Mientras tanto, en el seno de RTVE se manejaba otra urgencia: la revisión exhaustiva y del sistema de votación bajo una auditoría seria. La cadena dejaba entrever que el televoto, con 297 puntos para Israel junto a 60 del jurado profesional, reflejaba una movilización de simpatizantes condicionada más por cuestiones turbias a dilucidar que por criterios musicales. Para algunos, este desequilibrio explicitaba la politización inevitable de Eurovisión; para otros, desenmascaraba un problema mayor: ¿Hasta qué punto un evento de entretenimiento puede aspirar a ser apolítico cuando las guerras y las crisis humanitarias están a la orden del día? ¿Por qué la gente celebra la frivolidad eurovisiva mientras mueren, en ese instante, cientos de niños en Gaza y en Ucrania a causa de guerras injustísimas?

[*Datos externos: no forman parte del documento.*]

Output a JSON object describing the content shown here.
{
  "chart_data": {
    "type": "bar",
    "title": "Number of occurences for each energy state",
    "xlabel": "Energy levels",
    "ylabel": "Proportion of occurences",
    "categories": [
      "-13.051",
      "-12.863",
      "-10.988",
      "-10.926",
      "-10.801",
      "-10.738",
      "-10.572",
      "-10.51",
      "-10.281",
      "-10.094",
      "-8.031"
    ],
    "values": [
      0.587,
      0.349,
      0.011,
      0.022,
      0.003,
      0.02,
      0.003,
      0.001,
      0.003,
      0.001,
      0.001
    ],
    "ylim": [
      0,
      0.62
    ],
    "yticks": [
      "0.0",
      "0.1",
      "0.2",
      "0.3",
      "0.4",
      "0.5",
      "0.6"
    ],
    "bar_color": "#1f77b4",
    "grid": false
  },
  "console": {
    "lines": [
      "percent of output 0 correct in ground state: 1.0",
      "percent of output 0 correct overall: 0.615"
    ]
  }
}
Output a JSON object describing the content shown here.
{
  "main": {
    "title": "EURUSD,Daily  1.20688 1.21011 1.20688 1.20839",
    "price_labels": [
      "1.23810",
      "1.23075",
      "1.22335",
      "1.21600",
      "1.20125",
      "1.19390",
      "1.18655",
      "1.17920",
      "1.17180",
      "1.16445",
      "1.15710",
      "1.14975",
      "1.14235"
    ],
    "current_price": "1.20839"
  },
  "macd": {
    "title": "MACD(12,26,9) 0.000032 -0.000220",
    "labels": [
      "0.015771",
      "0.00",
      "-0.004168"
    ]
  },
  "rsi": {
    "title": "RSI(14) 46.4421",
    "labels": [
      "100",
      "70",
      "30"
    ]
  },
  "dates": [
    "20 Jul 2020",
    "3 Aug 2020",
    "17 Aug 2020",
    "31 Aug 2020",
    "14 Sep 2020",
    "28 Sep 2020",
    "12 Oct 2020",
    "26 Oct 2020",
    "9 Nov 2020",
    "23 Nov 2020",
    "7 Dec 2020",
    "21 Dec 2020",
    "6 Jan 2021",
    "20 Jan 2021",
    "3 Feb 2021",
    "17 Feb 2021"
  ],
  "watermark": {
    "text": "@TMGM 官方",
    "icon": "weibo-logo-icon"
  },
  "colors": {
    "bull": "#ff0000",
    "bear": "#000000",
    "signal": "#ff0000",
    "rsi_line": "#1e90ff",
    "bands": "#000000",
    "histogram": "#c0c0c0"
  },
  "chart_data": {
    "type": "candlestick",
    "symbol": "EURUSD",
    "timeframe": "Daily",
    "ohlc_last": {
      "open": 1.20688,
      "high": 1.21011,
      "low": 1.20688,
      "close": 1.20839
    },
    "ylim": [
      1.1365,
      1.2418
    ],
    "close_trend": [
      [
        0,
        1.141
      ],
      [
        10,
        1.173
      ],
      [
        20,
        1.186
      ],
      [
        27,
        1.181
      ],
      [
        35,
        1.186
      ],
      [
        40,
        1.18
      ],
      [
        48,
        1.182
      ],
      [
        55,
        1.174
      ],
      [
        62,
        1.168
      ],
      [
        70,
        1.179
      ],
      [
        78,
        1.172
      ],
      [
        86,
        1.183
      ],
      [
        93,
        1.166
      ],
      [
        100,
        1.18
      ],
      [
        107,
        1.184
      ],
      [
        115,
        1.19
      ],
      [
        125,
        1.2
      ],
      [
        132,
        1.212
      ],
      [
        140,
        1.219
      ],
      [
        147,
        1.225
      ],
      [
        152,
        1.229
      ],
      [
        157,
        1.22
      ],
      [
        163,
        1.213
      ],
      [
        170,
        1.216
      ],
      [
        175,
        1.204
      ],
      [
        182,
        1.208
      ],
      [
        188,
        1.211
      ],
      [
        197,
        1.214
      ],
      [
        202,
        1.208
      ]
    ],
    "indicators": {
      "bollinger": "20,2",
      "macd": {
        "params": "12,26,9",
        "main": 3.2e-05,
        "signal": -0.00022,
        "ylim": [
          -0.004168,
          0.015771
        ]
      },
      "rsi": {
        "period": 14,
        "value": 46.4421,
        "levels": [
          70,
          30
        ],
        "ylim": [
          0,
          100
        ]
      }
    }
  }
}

En medio de este debate, Melody decidió mantenerse al margen de la controversia. Tras su regreso a Málaga, canceló entrevistas y actos promocionales para no alimentar la rumorología, y anunció que ofrecería una rueda de prensa (sin fecha prevista) en la que aclararía “ciertas informaciones que no se corresponden con la realidad”. Su postura fue confusa: irse de Basilea de manera abrupta, sola, dejando a su equipo tirado; cancelar la campaña de promoción post-evento firmada con televisión española, y dar declaraciones en el aeropuerto con unas gafas cuadradas oscuras gigantes y gorro extraño que hacia un embrollo su larga melena de la cual siempre ha presumido, y un jersey feo color rojo vino apocado, denotan que Melody estaba avergonzada y cabreada, con ganas de “tierra trágame”, aunque se justificó con el hecho de extrañar demasiado a su hijo pequeño, tras dos semanas de trabajo extenuante. Un puesto 24 no es fácil de afrontar, sobre todo cuando, según tú, has currado tanto, has entregado tanto en el escenario, es como un jarro de agua helada echado a bocajarro, a una diva desnuda sobre el escenario de 839.544 espectadores.
La posición de España en la clasificación —la peor desde 2017— y el estridismo de la polémica política tienen una lectura clara: en la Europa de 2025, los lazos culturales no pueden eludir la realidad geopolítica. Eurovisión sigue siendo un festival de la canción, pero también un indicador de las corrientes de opinión y de la presiones políticas internacionales. Que Melody haya acabado en un puesto discreto no es solo un triunfo del televoto menos “solidario” o del jurado más “conservador”: es el síntoma de un certamen enfermo que, en plena emergencia humanitaria, se ha convertido en un altavoz de denuncia y debate, más allá de sí mismo.
Al final, el papel de Pedro Sánchez trasciende lo estrictamente musical: su intervención evidencia que gobiernos y organizaciones culturales se enfrentan a un dilema constante. ¿Debemos preservar la magia y la fantasía de Eurovisión o aprovechar su potencial de difusión para alzar la voz contra las vulneraciones de derechos humanos? En el caso de España, la respuesta ha sido clara: situar la cuestión humana por encima del espectáculo, incluso a costa de un disgusto artístico. Y, para Melody, ese 24.º puesto es, en cierto modo, secundario frente a la evidencia de que, hoy más que nunca, la cultura y la conciencia ciudadana van de la mano.